Work on New City Hall Moving Forward

Much progress has been made on the renovation of the old State Bank building in downtown Lexington for the new City Hall. The first major concern of the citizens was addressed when the asbestos abatement was completed before any other tear down and construction began. Olmos Abatement, Inc. from Manor was hired to perform the abatement and took only two days to complete the job at a cost of $4,200 to the City. An abatement consultant was hired to monitor the air quality during abatement and was responsible for purchasing the proper permits required by the EPA. The cost for the consultant was $2,100. Couple that with the abatement contractor fee and the total was well under the original $10,000 estimate to address the environmental issue.

The contractor hired to do the finishing work inside the building, Fritcher and Langham from Giddings, has started their portion of the renovation.

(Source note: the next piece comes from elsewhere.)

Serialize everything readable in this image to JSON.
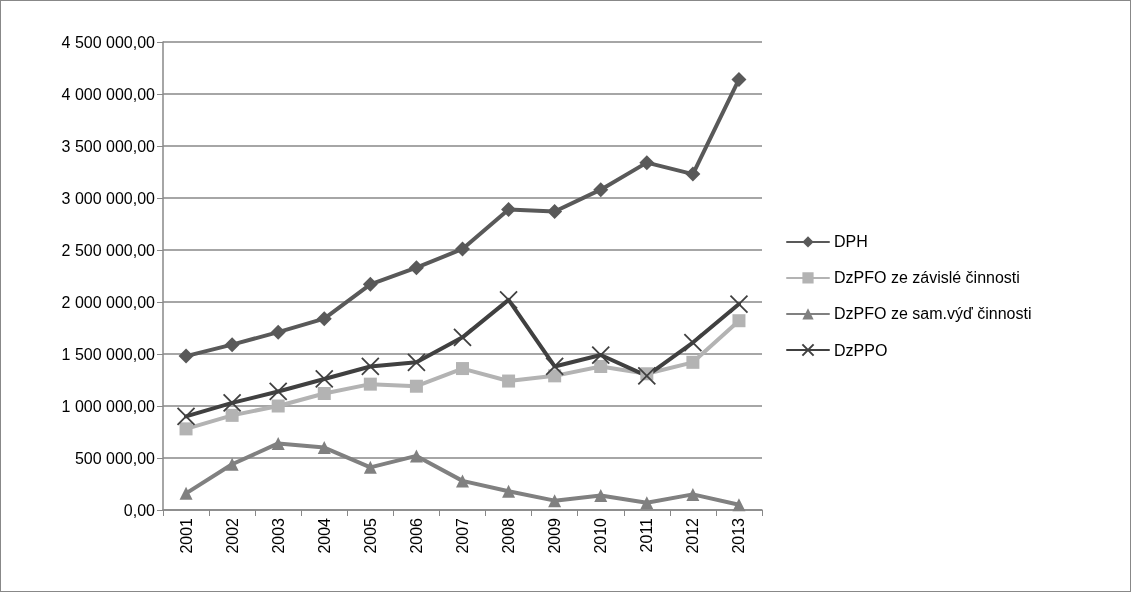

They have taken out half the cashier counters, studded in several walls adjacent to the handicap ramp and the vault, knocked out other walls, roughed in the wheel chair ramp and removed all the old carpet.

City Council member Tony Tavary, who serves with Lori Barnikow on the new City Hall Renovation Committee said this week, "The renovation is not a big job. It's just a bunch of small jobs. On Wednesday of this week, we will be meeting with the contractor to select floor tiles and to see samples of formica for the counter tops."

Lexington Mayor Robert Willrich, Sr. said, "We are very happy with the progress on the new City Hall. Our City workers began the work with repairing some of the exterior issues, including removing the old bank signs, power washing the exterior of the building and cleaning up some of the asphalt on the streets surrounding the building."

Willrich finished by saying, "Our City Council members Tony Tavary and Lori Barnikow, who have worked very hard on this project, said it is their expectation that the work will be completely finished before Thanksgiving, allowing the City to move in to the facility before the end of the year."